Pathogenic variants in the human m6A reader YTHDC2 are associated with primary ovarian insufficiency

  • JCI Insight. 2022 Mar 8;7(5):e154671. doi: 10.1172/jci.insight.154671.
Sinéad M McGlacken-Byrne 1 2 3 Ignacio Del Valle 1 Polona Le Quesne Stabej 4 5 Laura Bellutti 6 Luz Garcia-Alonso 7 Louise A Ocaka 4 Miho Ishida 1 Jenifer P Suntharalingham 1 Andrey Gagunashvili 4 Olumide K Ogunbiyi 8 9 Talisa Mistry 8 9 Federica Buonocore 1 GOSgene Berta Crespo 9 Nadjeda Moreno 9 Paola Niola 10 Tony Brooks 10 Caroline E Brain 2 Mehul T Dattani 1 2 Daniel Kelberman 4 Roser Vento-Tormo 7 Carlos F Lagos 11 Gabriel Livera 6 Gerard S Conway 3 John C Achermann 1
Affiliations

Affiliations

  • 1 Genetics and Genomic Medicine, UCL Great Ormond Street Institute of Child Health, University College London, London, United Kingdom.
  • 2 Department of Paediatric Endocrinology, Great Ormond Street Hospital for Children National Health Service (NHS) Foundation Trust, London, United Kingdom.
  • 3 EGA Institute for Women's Health, University College London, London, United Kingdom.
  • 4 GOSgene, Genetics and Genomic Medicine, UCL Great Ormond Street Institute of Child Health, University College London, London, United Kingdom.
  • 5 Department of Molecular Medicine and Pathology, University of Auckland, Auckland, New Zealand.
  • 6 Laboratory of Development of the Gonads, Genetic Stability Stem Cells and Radiations, CEA/IBFJ/iRCM, University of Paris-Saclay, University Paris City, Fontenay aux Roses, France.
  • 7 Wellcome Sanger Institute, Wellcome Genome Campus, Hinxton, Cambridge, United Kingdom.
  • 8 Department of Histopathology, Great Ormond Street Hospital for Children NHS Foundation Trust, London, United Kingdom.
  • 9 Developmental Biology and Cancer Department, UCL Great Ormond Street Institute of Child Health, University College London, London, United Kingdom.
  • 10 UCL Genomics, Zayed Centre for Research, University College London, London, United Kingdom.
  • 11 Chemical Biology & Drug Discovery Lab, School of Pharmaceutical Chemistry, Faculty of Medicine and Science, San Sebastián University, Providencia, Santiago, Chile.
PMID: 35138268 DOI: 10.1172/jci.insight.154671
Abstract

Primary ovarian insufficiency (POI) affects 1% of women and carries significant medical and psychosocial sequelae.
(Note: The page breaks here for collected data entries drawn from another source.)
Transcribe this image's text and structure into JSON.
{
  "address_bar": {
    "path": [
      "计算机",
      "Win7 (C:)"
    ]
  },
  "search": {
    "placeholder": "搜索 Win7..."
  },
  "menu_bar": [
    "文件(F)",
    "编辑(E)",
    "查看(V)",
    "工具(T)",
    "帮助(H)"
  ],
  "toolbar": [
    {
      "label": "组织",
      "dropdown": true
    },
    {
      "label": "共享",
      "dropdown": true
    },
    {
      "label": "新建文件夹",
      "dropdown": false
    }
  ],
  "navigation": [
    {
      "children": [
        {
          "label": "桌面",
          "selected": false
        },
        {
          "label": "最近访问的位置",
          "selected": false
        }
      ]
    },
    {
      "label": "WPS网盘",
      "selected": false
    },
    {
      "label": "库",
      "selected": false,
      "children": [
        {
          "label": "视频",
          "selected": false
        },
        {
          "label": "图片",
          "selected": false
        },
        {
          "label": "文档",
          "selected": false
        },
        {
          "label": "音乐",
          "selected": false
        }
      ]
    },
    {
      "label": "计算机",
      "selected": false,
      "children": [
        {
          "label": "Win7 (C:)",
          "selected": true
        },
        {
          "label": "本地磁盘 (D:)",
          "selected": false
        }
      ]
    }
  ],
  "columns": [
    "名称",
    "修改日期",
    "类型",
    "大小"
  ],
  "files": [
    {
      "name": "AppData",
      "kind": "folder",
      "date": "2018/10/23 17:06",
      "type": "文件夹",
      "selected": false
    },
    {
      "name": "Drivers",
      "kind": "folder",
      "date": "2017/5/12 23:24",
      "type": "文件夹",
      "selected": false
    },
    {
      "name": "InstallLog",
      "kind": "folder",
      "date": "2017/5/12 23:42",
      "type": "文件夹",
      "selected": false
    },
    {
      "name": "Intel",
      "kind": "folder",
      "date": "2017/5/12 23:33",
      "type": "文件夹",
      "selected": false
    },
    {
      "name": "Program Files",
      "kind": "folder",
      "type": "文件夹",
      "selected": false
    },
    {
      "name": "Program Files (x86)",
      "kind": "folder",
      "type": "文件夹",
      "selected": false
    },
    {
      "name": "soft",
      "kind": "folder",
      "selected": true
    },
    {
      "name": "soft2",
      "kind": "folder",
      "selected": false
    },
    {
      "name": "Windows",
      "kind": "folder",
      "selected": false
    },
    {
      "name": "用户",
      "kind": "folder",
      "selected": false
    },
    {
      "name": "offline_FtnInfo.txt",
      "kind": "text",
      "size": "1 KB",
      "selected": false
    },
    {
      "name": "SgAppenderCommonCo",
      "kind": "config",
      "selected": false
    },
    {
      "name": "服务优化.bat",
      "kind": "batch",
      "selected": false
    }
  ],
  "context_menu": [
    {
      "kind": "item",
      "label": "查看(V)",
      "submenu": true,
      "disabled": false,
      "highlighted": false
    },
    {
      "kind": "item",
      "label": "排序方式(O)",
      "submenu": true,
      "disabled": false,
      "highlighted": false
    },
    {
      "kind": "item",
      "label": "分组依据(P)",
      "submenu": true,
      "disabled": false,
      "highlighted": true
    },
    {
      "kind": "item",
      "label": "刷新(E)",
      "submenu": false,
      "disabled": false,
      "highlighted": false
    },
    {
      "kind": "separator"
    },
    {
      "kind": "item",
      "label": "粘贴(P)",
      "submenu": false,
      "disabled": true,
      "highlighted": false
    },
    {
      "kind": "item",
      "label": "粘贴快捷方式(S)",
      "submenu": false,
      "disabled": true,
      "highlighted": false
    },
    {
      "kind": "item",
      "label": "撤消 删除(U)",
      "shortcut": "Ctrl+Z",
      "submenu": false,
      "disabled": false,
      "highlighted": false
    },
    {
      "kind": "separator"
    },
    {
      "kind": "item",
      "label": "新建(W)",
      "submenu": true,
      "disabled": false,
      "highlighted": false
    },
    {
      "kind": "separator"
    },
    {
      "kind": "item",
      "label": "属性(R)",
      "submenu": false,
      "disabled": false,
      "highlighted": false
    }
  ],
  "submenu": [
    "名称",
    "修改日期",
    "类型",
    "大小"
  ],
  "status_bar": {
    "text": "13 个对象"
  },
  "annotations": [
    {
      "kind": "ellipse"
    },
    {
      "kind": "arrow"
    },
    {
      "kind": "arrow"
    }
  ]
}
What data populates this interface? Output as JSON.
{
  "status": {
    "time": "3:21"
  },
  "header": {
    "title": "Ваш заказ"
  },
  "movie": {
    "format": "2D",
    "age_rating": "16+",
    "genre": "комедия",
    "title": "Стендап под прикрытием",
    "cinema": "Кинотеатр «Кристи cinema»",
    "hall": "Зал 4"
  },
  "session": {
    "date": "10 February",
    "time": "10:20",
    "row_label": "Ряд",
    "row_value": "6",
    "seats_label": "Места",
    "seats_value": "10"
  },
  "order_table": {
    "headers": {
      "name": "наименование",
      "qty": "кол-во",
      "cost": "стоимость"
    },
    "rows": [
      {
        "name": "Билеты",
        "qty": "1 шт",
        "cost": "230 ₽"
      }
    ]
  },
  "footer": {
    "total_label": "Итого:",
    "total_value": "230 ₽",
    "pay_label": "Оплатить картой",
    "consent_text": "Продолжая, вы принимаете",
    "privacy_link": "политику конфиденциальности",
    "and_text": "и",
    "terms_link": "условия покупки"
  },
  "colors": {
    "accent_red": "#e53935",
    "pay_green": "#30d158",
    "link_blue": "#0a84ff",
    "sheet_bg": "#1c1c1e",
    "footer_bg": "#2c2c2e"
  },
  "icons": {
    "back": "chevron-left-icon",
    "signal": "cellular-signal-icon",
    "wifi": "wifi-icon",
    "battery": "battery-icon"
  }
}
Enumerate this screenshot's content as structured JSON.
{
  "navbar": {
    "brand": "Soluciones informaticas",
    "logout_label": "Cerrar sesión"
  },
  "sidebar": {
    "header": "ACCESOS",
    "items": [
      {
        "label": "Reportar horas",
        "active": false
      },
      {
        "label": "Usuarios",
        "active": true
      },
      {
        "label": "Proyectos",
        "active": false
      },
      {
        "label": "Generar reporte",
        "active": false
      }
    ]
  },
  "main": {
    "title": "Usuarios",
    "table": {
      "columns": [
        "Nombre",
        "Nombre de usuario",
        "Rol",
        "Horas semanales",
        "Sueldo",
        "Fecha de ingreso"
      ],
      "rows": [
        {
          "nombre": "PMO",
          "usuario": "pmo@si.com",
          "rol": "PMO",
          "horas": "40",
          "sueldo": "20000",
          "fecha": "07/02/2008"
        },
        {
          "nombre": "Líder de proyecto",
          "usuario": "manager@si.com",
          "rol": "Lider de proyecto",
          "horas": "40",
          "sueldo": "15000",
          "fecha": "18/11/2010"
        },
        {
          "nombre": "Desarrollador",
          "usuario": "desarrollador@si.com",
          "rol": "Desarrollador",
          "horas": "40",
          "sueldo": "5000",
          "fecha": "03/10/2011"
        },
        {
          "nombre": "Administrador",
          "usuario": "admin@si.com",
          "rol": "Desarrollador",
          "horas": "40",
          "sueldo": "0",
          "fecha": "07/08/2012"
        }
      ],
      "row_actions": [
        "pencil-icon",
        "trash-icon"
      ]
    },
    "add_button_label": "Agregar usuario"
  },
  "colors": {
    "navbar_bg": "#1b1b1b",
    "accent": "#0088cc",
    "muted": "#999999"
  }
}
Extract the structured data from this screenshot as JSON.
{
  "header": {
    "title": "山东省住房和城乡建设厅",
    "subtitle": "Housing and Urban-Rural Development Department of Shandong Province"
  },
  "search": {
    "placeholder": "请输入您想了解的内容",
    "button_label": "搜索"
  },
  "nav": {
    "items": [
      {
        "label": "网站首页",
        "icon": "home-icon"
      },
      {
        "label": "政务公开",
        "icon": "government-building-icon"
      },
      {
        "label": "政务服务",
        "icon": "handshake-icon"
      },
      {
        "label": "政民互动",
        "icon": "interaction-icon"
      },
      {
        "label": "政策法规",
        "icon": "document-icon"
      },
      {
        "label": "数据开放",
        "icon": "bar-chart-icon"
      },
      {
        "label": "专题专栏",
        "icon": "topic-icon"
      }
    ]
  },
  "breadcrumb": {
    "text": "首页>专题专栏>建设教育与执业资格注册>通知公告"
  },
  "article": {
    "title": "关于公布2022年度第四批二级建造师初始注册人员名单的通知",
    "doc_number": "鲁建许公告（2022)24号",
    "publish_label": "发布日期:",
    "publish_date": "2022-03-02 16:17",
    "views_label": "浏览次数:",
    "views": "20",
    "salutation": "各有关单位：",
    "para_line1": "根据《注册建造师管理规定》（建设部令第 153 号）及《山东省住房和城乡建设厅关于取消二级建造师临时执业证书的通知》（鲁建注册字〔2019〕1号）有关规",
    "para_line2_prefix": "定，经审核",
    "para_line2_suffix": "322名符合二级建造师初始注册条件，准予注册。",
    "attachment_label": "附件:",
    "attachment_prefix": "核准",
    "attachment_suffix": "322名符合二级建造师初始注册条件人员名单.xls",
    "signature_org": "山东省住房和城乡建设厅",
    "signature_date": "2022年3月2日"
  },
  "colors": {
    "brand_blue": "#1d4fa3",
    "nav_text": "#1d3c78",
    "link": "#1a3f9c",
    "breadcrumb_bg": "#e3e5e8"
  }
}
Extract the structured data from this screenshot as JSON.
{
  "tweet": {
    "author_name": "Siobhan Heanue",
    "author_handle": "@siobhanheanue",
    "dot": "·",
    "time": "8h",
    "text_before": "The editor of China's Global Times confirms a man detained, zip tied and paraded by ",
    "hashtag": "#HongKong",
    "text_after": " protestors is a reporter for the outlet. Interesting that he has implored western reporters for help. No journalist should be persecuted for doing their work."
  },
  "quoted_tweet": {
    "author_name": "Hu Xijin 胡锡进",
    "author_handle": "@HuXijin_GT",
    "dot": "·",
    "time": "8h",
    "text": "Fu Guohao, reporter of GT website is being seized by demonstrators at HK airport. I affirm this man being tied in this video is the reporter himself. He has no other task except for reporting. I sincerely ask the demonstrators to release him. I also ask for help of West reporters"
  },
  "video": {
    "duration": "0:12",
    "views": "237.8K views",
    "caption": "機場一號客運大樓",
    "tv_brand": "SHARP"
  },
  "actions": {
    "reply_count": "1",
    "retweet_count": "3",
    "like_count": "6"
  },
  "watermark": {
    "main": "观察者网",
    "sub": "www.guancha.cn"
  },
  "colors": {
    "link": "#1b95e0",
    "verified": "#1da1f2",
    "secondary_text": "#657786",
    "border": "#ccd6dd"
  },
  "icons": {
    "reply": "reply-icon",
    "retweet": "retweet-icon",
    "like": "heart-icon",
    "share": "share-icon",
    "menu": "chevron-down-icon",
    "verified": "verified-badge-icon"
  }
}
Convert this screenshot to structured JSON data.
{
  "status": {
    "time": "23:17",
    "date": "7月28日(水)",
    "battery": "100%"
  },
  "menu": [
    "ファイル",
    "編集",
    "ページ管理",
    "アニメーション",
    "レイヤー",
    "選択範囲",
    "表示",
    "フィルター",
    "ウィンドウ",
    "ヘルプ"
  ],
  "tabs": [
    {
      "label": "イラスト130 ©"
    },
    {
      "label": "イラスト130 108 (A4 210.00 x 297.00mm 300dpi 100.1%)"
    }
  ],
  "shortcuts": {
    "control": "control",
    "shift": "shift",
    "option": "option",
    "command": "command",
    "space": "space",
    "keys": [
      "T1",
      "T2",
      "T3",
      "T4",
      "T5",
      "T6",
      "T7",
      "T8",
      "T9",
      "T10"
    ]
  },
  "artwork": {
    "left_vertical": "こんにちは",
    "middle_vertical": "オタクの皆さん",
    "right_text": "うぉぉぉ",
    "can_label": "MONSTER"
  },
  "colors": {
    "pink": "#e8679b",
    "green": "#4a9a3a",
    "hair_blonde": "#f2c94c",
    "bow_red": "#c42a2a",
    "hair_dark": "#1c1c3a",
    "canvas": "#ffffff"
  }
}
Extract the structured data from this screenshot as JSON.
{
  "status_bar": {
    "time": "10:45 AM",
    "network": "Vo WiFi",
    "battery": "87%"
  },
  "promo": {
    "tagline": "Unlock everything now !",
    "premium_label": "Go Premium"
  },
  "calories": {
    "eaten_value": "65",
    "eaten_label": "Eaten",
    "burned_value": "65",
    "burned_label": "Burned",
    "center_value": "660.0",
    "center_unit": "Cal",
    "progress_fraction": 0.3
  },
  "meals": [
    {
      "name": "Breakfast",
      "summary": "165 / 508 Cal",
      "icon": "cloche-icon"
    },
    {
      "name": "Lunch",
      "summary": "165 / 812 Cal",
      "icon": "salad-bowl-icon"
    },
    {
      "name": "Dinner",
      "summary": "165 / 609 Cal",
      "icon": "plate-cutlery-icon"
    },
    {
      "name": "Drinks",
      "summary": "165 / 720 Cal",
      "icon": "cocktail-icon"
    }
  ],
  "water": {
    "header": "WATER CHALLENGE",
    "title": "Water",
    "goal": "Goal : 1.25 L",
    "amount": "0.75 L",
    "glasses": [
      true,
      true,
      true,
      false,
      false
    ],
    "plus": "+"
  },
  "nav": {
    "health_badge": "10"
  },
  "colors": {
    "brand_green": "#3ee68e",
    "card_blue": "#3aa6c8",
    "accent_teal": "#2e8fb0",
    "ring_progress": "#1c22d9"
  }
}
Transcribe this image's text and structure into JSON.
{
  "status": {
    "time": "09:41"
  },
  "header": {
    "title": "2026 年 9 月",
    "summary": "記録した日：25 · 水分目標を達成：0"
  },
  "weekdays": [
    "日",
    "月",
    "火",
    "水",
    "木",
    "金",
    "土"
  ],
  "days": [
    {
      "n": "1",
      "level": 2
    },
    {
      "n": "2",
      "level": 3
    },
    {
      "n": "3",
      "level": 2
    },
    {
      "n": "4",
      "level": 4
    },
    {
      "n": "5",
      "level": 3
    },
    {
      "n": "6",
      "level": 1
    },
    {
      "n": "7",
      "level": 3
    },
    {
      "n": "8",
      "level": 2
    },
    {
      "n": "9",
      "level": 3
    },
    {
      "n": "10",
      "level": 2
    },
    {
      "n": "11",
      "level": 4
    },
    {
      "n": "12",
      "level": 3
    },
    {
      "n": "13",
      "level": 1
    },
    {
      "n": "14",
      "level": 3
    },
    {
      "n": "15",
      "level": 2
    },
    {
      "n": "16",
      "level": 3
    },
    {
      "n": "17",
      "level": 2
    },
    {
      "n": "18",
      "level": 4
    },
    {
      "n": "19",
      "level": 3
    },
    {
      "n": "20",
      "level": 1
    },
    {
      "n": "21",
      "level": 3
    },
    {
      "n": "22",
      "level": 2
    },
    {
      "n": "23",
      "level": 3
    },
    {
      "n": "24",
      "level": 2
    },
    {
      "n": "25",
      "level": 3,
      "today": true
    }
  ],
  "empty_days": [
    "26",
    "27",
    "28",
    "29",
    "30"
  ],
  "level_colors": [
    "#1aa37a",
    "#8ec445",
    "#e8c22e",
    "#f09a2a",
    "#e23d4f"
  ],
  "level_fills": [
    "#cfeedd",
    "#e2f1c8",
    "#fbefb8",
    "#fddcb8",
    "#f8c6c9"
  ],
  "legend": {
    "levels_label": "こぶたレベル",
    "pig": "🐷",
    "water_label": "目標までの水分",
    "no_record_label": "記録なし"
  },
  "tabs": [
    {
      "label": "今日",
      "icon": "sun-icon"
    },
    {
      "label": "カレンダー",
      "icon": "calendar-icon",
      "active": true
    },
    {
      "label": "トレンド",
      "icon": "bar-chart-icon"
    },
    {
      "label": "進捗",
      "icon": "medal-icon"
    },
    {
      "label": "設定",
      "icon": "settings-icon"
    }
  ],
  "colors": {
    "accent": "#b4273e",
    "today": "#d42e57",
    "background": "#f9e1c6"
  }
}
Approximately 10% of POI has a defined genetic cause, with most implicated genes relating to biological processes involved in early fetal ovary development and function. Recently, YTHDC2, an RNA helicase and N6-methyladenosine reader, has emerged as a regulator of meiosis in mice. Here, we describe homozygous pathogenic variants in YTHDC2 in 3 women with early-onset POI from 2 families: c. 2567C>G, p.P856R in the helicase-associated (HA2) domain and c.1129G>T, p.E377*. We demonstrated that YTHDC2 is expressed in the developing human fetal ovary and is upregulated in meiotic germ cells, together with related meiosis-associated factors. The p.P856R variant resulted in a less flexible protein that likely disrupted downstream conformational kinetics of the HA2 domain, whereas the p.E377* variant truncated the helicase core. Taken together, our results reveal that YTHDC2 is a key regulator of meiosis in humans and pathogenic variants within this gene are associated with POI.

Keywords

Endocrinology; Genetic diseases; Genetics; Molecular genetics; Reproductive biochemistry.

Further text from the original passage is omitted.